According to UN-Water, which is the United Nations arm for all freshwater related issues, over 2 million tons of human waste are thrown in bodies of water every day. Similarly, the World Health Organization claims that an average of 2 million people around the world die from complications due to air pollution. Furthermore, in the mid-90s scientists from Cornell University discovered that over 30% of the world's agricultural land have been rendered useless because of land pollution caused soil erosion.

With daunting statistics like these, it is easy to say that most of the planet is polluted - be it in land, air or water. However, it seems like there is one more kind of pollution people should be wary about.

According to researchers from the American Association for the Advancement of Science, rampant noise pollution can halt the learning abilities of a child. The recently released study explains how a noisy environment is a different experience for children than it is for adults.

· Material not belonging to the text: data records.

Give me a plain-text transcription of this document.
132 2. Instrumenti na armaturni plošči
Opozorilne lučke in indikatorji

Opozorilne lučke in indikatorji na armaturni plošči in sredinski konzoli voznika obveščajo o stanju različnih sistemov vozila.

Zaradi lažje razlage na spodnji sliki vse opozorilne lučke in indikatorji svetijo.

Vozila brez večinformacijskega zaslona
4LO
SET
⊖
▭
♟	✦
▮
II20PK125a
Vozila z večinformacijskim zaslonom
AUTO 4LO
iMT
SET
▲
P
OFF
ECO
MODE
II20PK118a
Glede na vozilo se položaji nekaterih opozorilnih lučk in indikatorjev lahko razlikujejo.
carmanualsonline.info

"What a child hears in a noisy environment is not what an adult hears," explains Dr. Lori Leibold.

While children do learn language through listening to people speak, it is hard to gain understanding of certain words when the environment is full of extraneous noise.

"They have a greater need for understanding speech around them but at the same time they're less equipped to deal with it" quips Dr. Rochelle Newman.

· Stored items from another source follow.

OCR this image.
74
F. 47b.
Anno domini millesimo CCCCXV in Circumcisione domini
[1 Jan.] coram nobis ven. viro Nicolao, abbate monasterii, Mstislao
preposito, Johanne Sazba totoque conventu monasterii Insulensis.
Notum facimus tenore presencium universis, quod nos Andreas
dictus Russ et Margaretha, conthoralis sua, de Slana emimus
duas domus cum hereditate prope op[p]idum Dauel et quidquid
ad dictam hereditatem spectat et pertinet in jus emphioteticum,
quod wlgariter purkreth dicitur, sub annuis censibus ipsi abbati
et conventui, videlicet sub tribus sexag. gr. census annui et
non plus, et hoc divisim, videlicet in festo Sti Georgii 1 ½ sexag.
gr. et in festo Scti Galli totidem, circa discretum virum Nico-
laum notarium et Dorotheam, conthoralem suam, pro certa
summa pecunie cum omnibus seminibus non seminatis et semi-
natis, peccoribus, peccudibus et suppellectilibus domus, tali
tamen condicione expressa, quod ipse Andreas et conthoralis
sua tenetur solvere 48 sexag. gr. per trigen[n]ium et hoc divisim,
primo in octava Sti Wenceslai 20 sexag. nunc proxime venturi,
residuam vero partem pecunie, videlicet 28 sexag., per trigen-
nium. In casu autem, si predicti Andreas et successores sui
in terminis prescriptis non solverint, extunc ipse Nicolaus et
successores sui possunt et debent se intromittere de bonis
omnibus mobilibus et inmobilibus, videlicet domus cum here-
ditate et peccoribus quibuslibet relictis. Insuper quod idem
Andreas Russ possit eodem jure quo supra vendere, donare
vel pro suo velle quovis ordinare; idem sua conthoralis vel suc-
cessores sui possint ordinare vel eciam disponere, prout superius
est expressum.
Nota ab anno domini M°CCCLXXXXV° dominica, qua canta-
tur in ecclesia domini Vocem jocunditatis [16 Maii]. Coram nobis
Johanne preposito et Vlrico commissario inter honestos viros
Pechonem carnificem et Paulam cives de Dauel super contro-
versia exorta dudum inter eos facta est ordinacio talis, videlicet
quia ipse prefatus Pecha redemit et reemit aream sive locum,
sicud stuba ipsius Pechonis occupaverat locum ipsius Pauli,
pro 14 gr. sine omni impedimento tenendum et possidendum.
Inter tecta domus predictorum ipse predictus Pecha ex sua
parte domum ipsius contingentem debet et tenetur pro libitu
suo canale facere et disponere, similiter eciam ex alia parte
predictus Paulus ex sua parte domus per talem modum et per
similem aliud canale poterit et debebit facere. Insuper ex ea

Furthermore, the researchers discovered that children find it more challenging to tune out certain noise that interrupt a sentence they are trying to understand. Unlike adults, they are not equipped with the cognitive ability to fill in the gaps in the sentence with a logical choice.

The scientists were quick to advise parents not to associate noise as stimulants for their children. Try to have a quiet environment when engaging in conversation devoid of sounds from any electronic device.